If Beck ever gets bored with this recording gig, he can always hit the sideshow circuit as the Human Sampling Machine. Beck treats the recording studio as a bowl to catch whatever it is he vomits up from the bowels of the pop culture, and as such Odelay is an apothecary's warehouse of subreferences that finally lands somewhere between Jon Spencer and "Jingle Bells." The words "media saturation" obviously don't faze this fair-haired boy in the slightest; Odelay boasts everything from video game noises to this Dali-house moment of half Death Row gangsta funk, half pre-programmed Casio ditty. The nonsequitur factor here is totally off the chart, and it's an absolutely sublime, beautiful thing.

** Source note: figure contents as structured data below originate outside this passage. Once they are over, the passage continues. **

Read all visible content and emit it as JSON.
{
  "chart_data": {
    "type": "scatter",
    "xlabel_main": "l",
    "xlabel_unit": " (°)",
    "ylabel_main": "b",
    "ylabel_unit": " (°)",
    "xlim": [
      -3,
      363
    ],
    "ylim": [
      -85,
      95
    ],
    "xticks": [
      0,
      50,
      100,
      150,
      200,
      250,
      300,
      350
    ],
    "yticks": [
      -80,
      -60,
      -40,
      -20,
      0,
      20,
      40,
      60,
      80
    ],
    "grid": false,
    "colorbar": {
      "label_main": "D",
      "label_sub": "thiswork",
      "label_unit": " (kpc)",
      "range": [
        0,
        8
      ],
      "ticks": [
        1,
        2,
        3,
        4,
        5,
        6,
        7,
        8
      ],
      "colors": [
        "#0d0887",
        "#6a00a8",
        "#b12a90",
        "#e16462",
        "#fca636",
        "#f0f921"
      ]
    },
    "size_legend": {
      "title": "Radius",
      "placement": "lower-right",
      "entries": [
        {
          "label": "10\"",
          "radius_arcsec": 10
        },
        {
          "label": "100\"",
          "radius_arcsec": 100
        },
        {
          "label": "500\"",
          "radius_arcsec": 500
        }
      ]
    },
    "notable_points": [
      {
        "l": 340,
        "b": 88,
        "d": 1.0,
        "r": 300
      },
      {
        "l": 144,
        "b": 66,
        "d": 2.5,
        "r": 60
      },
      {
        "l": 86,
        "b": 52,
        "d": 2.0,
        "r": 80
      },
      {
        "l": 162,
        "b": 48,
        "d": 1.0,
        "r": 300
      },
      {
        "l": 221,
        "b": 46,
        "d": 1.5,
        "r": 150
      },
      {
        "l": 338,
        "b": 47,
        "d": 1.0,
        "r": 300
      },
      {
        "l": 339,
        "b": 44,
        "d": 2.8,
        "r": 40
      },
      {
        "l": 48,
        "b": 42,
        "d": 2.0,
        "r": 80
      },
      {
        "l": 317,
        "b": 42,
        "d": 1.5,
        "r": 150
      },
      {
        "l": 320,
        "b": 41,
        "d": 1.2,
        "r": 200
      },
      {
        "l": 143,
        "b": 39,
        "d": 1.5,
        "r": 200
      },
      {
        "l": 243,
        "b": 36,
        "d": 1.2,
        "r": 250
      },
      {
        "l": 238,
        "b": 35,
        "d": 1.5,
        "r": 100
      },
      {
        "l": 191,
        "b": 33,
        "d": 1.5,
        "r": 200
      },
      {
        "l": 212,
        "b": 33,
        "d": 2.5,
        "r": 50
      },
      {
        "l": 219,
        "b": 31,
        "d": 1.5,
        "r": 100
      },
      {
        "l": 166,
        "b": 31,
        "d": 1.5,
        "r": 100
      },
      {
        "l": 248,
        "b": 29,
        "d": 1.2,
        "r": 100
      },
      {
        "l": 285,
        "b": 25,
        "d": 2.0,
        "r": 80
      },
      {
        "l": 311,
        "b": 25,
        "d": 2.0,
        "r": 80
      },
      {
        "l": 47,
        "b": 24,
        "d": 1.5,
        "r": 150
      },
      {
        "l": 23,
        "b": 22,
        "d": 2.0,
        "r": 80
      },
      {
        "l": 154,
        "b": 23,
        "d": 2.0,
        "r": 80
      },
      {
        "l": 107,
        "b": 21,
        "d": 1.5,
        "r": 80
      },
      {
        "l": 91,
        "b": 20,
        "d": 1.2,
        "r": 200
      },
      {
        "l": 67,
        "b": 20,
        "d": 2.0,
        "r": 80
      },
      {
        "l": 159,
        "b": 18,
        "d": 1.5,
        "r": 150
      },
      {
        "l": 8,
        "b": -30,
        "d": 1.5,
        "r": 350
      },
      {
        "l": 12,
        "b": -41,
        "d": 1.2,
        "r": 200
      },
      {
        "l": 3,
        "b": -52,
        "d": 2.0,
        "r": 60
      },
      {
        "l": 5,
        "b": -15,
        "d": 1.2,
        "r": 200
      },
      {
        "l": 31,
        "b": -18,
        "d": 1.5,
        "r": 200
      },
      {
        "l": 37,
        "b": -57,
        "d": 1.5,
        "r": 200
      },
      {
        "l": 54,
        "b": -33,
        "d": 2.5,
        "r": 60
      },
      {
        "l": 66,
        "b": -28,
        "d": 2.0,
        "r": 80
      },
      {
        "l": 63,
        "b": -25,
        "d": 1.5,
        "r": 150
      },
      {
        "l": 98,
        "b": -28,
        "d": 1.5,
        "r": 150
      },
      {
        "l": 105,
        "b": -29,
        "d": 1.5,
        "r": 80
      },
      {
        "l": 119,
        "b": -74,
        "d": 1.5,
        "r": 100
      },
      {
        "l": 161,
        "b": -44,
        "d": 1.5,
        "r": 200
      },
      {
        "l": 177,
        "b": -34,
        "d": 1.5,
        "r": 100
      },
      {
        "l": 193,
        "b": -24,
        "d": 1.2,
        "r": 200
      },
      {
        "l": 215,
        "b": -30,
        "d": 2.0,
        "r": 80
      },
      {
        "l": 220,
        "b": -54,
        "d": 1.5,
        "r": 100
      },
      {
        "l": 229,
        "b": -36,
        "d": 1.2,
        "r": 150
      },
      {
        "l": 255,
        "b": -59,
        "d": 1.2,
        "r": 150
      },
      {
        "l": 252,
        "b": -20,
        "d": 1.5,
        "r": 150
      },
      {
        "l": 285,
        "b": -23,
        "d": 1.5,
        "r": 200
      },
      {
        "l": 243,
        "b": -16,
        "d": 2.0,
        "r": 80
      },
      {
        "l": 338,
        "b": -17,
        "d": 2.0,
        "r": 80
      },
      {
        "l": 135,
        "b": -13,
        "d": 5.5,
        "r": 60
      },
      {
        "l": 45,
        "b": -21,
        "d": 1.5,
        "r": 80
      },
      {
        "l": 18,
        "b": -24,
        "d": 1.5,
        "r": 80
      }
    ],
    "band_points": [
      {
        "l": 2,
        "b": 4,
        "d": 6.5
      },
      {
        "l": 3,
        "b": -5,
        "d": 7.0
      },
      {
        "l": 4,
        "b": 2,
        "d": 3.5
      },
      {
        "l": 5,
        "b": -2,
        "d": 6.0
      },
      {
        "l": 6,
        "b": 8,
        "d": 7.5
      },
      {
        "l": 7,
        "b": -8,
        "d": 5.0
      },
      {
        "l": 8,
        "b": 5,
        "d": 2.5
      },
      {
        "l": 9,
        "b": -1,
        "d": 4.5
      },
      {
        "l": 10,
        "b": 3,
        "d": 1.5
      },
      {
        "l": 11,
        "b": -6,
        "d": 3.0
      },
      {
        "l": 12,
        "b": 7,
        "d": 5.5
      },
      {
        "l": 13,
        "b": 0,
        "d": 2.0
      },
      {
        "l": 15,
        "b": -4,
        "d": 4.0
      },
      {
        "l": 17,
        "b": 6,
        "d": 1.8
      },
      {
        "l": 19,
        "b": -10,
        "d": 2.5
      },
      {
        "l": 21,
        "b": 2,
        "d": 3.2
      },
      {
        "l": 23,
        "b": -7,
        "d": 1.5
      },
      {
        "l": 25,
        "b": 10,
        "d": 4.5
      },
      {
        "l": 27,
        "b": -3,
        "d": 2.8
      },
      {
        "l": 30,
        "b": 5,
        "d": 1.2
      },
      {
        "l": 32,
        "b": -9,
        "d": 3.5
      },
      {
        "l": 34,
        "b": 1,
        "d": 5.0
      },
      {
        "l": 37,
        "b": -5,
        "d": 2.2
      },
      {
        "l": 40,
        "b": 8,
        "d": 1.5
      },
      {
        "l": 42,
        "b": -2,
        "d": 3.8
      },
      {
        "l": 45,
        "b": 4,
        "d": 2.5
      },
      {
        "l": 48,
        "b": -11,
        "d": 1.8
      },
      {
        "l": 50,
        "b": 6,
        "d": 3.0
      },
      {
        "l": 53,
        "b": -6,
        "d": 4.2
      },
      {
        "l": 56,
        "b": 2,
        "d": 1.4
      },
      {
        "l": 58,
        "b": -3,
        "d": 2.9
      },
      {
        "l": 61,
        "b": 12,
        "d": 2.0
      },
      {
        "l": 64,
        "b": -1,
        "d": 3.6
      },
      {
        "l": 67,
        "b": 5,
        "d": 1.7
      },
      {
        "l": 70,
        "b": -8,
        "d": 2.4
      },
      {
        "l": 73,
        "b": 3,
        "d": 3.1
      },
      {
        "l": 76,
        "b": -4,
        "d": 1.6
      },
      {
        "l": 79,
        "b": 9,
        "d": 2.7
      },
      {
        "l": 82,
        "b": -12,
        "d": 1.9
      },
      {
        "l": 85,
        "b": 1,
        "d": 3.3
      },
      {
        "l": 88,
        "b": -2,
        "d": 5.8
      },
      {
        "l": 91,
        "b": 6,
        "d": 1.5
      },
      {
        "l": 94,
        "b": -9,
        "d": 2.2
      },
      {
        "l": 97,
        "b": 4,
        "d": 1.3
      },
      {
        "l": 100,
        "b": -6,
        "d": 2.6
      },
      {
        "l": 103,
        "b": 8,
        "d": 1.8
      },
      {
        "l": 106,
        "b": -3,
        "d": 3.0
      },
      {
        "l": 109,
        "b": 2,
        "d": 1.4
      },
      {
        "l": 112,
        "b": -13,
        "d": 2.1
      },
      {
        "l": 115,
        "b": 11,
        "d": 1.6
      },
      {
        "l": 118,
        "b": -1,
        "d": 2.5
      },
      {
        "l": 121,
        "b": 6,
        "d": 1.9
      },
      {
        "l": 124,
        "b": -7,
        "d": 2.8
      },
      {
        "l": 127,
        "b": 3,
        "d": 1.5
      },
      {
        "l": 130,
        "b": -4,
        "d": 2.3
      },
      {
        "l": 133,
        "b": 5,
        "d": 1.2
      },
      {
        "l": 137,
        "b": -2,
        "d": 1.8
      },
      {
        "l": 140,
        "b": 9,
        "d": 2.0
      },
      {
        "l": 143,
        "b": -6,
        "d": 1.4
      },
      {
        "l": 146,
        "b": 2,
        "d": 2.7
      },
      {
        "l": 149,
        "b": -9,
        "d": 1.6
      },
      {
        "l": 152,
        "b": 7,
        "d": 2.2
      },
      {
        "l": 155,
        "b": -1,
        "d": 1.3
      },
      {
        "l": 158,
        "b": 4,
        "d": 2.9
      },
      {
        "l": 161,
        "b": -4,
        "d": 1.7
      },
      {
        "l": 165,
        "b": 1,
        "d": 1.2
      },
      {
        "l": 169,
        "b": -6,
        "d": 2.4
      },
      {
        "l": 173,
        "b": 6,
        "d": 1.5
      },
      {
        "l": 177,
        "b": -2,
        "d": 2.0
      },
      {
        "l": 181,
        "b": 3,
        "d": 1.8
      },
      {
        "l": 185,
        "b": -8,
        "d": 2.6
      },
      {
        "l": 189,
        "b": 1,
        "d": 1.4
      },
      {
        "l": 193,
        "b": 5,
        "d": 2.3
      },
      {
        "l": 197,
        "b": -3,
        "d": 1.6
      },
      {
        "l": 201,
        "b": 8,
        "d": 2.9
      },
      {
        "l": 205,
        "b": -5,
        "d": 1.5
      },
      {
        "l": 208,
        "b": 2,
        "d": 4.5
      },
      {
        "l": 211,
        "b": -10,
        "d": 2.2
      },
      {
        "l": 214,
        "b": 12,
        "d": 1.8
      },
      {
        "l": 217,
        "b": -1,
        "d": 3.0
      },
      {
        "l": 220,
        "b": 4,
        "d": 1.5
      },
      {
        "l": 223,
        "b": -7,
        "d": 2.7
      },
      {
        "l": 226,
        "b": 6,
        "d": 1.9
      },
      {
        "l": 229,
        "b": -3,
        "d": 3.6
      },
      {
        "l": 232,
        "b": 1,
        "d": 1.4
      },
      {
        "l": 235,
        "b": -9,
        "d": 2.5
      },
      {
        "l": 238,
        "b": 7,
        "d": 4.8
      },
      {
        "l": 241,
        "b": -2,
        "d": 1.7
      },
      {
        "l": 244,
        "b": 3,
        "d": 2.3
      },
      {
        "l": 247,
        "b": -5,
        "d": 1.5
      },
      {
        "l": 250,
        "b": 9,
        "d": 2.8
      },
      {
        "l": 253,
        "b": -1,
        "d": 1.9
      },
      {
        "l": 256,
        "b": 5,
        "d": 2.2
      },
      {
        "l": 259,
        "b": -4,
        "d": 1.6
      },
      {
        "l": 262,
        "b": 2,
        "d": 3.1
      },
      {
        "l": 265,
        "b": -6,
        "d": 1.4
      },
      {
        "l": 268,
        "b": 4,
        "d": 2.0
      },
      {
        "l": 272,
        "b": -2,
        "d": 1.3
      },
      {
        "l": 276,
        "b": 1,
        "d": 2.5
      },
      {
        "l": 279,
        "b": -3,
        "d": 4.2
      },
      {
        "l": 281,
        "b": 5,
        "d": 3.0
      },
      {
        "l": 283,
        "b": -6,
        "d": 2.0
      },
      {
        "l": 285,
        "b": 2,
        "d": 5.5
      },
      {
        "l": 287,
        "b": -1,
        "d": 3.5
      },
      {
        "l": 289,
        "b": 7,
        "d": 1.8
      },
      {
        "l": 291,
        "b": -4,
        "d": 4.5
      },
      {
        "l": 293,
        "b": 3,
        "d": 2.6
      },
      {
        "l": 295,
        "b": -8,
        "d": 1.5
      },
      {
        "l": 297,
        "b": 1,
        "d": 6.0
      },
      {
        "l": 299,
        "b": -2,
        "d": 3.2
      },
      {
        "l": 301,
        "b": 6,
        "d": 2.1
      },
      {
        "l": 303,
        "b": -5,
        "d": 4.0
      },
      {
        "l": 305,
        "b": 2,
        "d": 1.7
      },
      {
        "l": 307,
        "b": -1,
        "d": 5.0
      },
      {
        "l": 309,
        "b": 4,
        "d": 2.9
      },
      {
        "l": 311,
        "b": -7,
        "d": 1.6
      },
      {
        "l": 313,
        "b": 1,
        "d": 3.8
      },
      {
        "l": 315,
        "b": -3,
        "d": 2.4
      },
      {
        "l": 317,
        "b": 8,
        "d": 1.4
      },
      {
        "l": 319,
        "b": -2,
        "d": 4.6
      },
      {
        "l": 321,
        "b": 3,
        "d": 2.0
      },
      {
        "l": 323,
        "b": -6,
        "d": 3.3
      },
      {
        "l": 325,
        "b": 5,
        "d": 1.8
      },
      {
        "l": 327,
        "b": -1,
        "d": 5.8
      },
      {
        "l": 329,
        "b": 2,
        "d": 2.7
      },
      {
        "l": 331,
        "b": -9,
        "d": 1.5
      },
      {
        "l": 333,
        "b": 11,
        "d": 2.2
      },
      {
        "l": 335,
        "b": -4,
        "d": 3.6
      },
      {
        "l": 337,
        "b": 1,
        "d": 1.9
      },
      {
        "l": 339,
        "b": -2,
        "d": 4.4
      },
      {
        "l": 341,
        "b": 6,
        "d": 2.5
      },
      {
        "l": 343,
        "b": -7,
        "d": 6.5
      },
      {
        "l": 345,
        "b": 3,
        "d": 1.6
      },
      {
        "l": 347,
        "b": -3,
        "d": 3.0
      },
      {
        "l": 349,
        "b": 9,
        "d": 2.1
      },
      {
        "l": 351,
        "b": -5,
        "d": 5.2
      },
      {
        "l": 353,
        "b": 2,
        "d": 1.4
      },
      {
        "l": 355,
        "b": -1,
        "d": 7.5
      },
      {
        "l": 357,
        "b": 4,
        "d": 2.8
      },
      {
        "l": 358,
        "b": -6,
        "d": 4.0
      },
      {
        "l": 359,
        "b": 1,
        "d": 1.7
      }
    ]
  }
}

Who but Beck would splice KISS-style guitar breaks into an inspired updating of "Dead Flowers" called "Lord Only Knows," or recruit jazz bassist extraordinaire Charlie Haden to lay down a groove on the mellow space ballad "Ramshackle?" Nobody. He's where it's at, and that's why we love him. Forget trying to explain him.
4 stars -- Christopher Gray


HAYDEN

Everything I Long For (Outpost)

If Beck and Alice In Chains appreciated Neil Young just a little more, they'd be a louder version of Hayden, a quiet Canadian with big folk songs of frustrated American youth. And "folk" is the key word here -- as in meticulous, breathy, and lyrical. In fact, Hayden' folk rings truest when he's dealing with the mundane, as he searches for his "Skates," life beyond his "Bunkbed," and living/recording at "My Parent's House." But from his back-of-the-throat wails to his front-of-the-mix bass plucking on the droopy rockers "Bad As They Seem," "In September," and the instrumental "Assignment in Space With Rip Foster," it's evident that everything Hayden's got on Everything I Long For is still far more than similarly `lost souls' like Vedder, Weiland, and Corrigan may ever find.
31/2 stars -- Andy Langer


THE*ROCK*A*TEENS

(Daemon)

At some point in life, everyone has to undertake a self-reflective, critical reexamination of their Wonder Years, and the minimalist pop combo is a swell medium for such an endeavor. The*Rock*A*Teens' bread and butter is the timeless allure of faraway surf guitar reverberation mixed with the attitude and energy of Midwestern basement party rock. This deceptively easy genre is full of bands that quit learning how to play after not getting booed off the stage at their first gig, but the*Rock*A*Teens have a knack for can't-miss structures and an endless goody bag full of gimmickry. The not-too-cute-to-be-cute lyrics are spewed forth with plaintive adolescent innocence by Christopher Verene, and highlights here include a earnest yet twisted cover of "I'm Your Puppet," and the oh-so dramatics of "Arm in Arm, In the Golden Twilite, We Loitered On..." (which would be a winner on title alone). The album is full of good songs you want to hear again, but they have all the charm of something your next door neighbors recorded in their garage.
3 stars -- Greg Beets


JAMES HALL

Pleasure Club (Geffen)

If the Walls of Jericho were in the Louisiana Bayou, this blast could knock them right down. The bleat seems to come from -- what is that? -- a harmonica? No, man. That's James Hall's throat: "uh Laaaaah-ve huh-huh/uh Laaaaah-ve huh-huh". It sounds like he's saying "love." It sounds like Lucifer rising. Pleasure Club rips open the gullet of Southern Rock and Southern Goth with a grace not seen since James White or Brown, and doncha know, those crafty marketeers at Geffen are pitching a lone single, "Illingness," as the hit. This brilliant marketing con will lure KGSR-types into believing that Hall is a tame, radio-ready Southern gentleman as easy on the ears and palatable to the kids as the pablum of shake-your-money
-maker poseurs like the Black Crowes or some such shill. Heh-heh heh. Just wait 'til they step inside that deadly Trojan Horse and the grizzled grit of Screaming Jay Hawkins, Janis Joplin, Richard Hell, the Gun Club, and the Divine Horsemen darkens their hearts.